I furbetti del bonus dati in pasto per distrarre gli italiani: non si parla più di sbarchi e verbali secretati
Non è stato un caso che a rimescolare la bile dell’indignazione sia stato il presidente della Camera Fico. Un grillino. Seguito a ruota da Luigi Di Maio. Un altro grillino. Subito si è scatenata la caccia ai nomi che ancora perdura. Una retorica populista (altro che Salvini!) che non si vedeva dai tempi dell’anti-casta. Parliamo di 3000 euro (basta fare 600 euro per cinque parlamentari che le hanno ottenute) che per una ragione etica non dovevano essere richieste ma sono state chieste perché una legge fatta male lo consentiva. Basterebbe confrontare il conto con le spese per gli Stati Generali voluti dal governo in una villa patrizia della Capitale per far capire che c’è qualcosa che stride con la logica.
Sparito il tema dei verbali secretati
Di cosa si parlava prima che la vituperata “pancia” del Paese si mettesse a gorgogliare per il poraccismo dei furbetti del bonus?
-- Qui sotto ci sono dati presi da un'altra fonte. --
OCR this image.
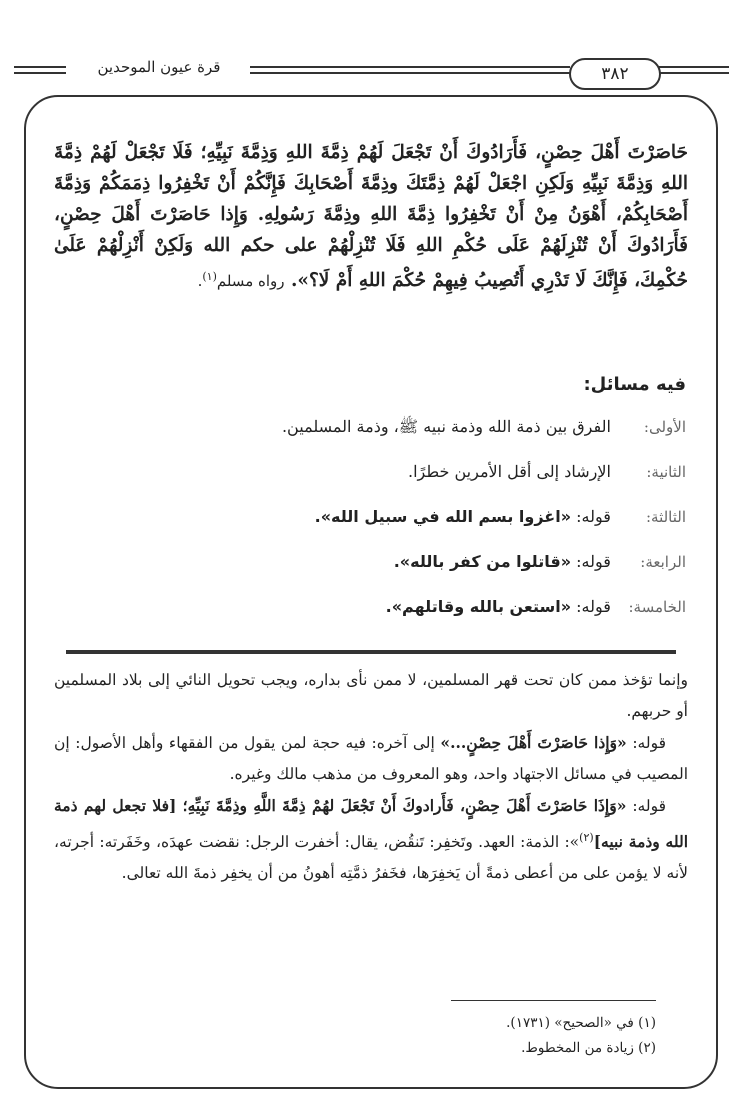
قرة عيون الموحدين	٣٨٢
حَاصَرْتَ أَهْلَ حِصْنٍ، فَأَرَادُوكَ أَنْ تَجْعَلَ لَهُمْ ذِمَّةَ اللهِ وَذِمَّةَ نَبِيِّهِ؛ فَلَا تَجْعَلْ لَهُمْ ذِمَّةَ اللهِ وَذِمَّةَ نَبِيِّهِ وَلَكِنِ اجْعَلْ لَهُمْ ذِمَّتَكَ وذِمَّةَ أَصْحَابِكَ فَإِنَّكُمْ أَنْ تَخْفِرُوا ذِمَمَكُمْ وَذِمَّةَ أَصْحَابِكُمْ، أَهْوَنُ مِنْ أَنْ تَخْفِرُوا ذِمَّةَ اللهِ وذِمَّةَ رَسُولِهِ. وَإِذا حَاصَرْتَ أَهْلَ حِصْنٍ، فَأَرَادُوكَ أَنْ تُنْزِلَهُمْ عَلَى حُكْمِ اللهِ فَلَا تُنْزِلْهُمْ على حكم الله وَلَكِنْ أَنْزِلْهُمْ عَلَىٰ حُكْمِكَ، فَإِنَّكَ لَا تَدْرِي أَتُصِيبُ فِيهِمْ حُكْمَ اللهِ أَمْ لَا؟». رواه مسلم$^{(١)}$.
فيه مسائل:
الأولى: الفرق بين ذمة الله وذمة نبيه ﷺ، وذمة المسلمين.
الثانية: الإرشاد إلى أقل الأمرين خطرًا.
الثالثة: قوله: «اغزوا بسم الله في سبيل الله».
الرابعة: قوله: «قاتلوا من كفر بالله».
الخامسة: قوله: «استعن بالله وقاتلهم».

وإنما تؤخذ ممن كان تحت قهر المسلمين، لا ممن نأى بداره، ويجب تحويل النائي إلى بلاد المسلمين أو حربهم.

قوله: «وَإِذا حَاصَرْتَ أَهْلَ حِصْنٍ...» إلى آخره: فيه حجة لمن يقول من الفقهاء وأهل الأصول: إن المصيب في مسائل الاجتهاد واحد، وهو المعروف من مذهب مالك وغيره.

قوله: «وَإِذَا حَاصَرْتَ أَهْلَ حِصْنٍ، فَأَرادوكَ أَنْ تَجْعَلَ لهُمْ ذِمَّةَ اللَّهِ وذِمَّةَ نَبِيِّهِ؛ [فلا تجعل لهم ذمة الله وذمة نبيه]$^{(٢)}$»: الذمة: العهد. وتَخفِر: تَنقُض، يقال: أخفرت الرجل: نقضت عهدَه، وخَفَرته: أجرته، لأنه لا يؤمن على من أعطى ذمةً أن يَخفِرَها، فخَفرُ ذمَّتِه أهونُ من أن يخفِر ذمةَ الله تعالى.

(١) في «الصحيح» (١٧٣١).
(٢) زيادة من المخطوط.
Bè si discuteva di verbali secretati, di zone rosse non fatte o fatte troppo tardi, di lockdown estesi a tutto il paese mentre gli scienziati chiamati dal governo suggerivano solo chiusure mirate senza sigillare l’intera nazione. Il tema non è ozioso: il confinamento totale in tutte le regioni quanto ha pesato sull’economia? Più o meno di 3000 euro? Sicuramente qualcosa di più…
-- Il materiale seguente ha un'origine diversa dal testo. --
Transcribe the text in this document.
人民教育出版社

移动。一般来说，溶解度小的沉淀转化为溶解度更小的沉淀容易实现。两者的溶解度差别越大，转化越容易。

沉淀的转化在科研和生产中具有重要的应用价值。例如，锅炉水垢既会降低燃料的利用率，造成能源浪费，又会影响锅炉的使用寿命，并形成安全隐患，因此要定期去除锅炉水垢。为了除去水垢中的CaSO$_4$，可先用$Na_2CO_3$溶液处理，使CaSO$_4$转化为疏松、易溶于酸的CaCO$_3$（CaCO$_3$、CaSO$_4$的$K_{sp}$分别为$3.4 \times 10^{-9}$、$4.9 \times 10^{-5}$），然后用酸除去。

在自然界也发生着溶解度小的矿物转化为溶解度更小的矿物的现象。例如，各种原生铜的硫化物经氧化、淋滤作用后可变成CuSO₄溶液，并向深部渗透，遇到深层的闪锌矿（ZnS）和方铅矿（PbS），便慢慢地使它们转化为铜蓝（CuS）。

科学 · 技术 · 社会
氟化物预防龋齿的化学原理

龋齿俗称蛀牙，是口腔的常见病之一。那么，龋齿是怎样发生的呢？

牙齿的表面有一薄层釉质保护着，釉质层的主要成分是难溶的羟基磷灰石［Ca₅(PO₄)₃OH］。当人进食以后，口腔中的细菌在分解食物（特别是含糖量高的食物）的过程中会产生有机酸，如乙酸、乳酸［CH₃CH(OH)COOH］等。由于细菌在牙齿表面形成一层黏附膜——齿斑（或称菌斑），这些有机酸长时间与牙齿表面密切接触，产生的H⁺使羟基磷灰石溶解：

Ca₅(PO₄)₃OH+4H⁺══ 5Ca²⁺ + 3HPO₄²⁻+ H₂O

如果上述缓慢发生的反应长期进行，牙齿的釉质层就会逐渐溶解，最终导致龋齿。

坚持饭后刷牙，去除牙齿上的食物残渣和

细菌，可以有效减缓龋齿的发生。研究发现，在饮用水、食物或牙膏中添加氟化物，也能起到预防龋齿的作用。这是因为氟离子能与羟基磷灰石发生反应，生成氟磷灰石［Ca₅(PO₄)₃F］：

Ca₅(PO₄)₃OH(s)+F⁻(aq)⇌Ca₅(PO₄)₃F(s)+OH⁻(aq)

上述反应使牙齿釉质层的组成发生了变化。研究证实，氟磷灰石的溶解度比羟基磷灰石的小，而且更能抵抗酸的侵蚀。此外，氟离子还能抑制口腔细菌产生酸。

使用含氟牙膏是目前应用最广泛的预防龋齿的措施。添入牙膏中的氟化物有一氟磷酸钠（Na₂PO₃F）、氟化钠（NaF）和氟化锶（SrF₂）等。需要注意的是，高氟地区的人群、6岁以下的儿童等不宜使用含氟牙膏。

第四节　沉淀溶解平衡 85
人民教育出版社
Sparito anche il tema degli sbarchi
Ma attenzione: si parlava anche di sbarchi continui, di migranti positivi, di regioni come la Basilicata che era Covid free e che è diventata invece nuovamente terra infettata per l’arrivo di tunisini a loro volta infetti e che non scappano da nessuna guerra.
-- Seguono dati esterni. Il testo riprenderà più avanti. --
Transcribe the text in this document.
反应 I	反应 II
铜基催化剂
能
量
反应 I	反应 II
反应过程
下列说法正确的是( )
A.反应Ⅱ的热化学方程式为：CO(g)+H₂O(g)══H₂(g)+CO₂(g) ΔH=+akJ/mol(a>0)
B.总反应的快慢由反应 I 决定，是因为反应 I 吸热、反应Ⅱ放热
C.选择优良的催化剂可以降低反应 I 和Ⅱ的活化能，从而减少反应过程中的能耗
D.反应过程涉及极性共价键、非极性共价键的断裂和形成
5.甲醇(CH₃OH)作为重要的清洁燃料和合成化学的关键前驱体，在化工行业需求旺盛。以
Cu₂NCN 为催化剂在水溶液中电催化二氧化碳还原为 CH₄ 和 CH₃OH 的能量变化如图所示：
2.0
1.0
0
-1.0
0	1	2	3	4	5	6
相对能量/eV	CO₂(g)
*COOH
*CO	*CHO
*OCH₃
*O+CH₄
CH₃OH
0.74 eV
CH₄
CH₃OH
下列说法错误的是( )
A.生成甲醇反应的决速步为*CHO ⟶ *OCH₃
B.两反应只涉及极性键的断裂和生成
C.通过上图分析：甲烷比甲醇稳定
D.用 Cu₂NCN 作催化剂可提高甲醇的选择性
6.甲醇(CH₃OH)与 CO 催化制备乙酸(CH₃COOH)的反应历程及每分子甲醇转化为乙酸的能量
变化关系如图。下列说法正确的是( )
Due temi che il governo non poteva dominare né gestire. Che rischiavano di diventare incontrollabili e di appannare la credibilità di un premier che si atteggia a salvatore della Patria. Due temi, ancora, che mettono a nudo le contraddizioni di una maggioranza coesa come un vaso frantumato rimesso insieme con lo sputo. Un vaso che però non può e non deve cedere anche se il Pd pensa allo ius soli mentre Di Maio parla come Meloni e Salvini sui migranti.
La campagna parte dal’Inps
Ecco allora questa bella campagna ferragostana sui furbetti del bonus. Cui si è accodata tutta la stampa che conta. I fogli da “terrazza”. Quelli che si leggono a Capalbio.
Una campagna che parte dall’Inps. E l’Inps, ricorda Alessandro Sallusti, “non è uno spettatore neutro della partita politica, è un attore al servizio del governo, che per di più nel film Covid ha recitato una pessima parte, dando prova di non essere all’altezza del ruolo, per esempio nell’erogazione della cassa integrazione. Possibile quindi che la decisione di rendere noto il misfatto faccia parte di un regolamento di conti che poco ha a che fare con la morale, e il fatto che Di Maio sia stato il più lesto a saltare sullo scandalo è un indizio in tal senso”. Sallusti, ancora, attribuisce l’intera operazione alla regia del duo Casalino-Tridico.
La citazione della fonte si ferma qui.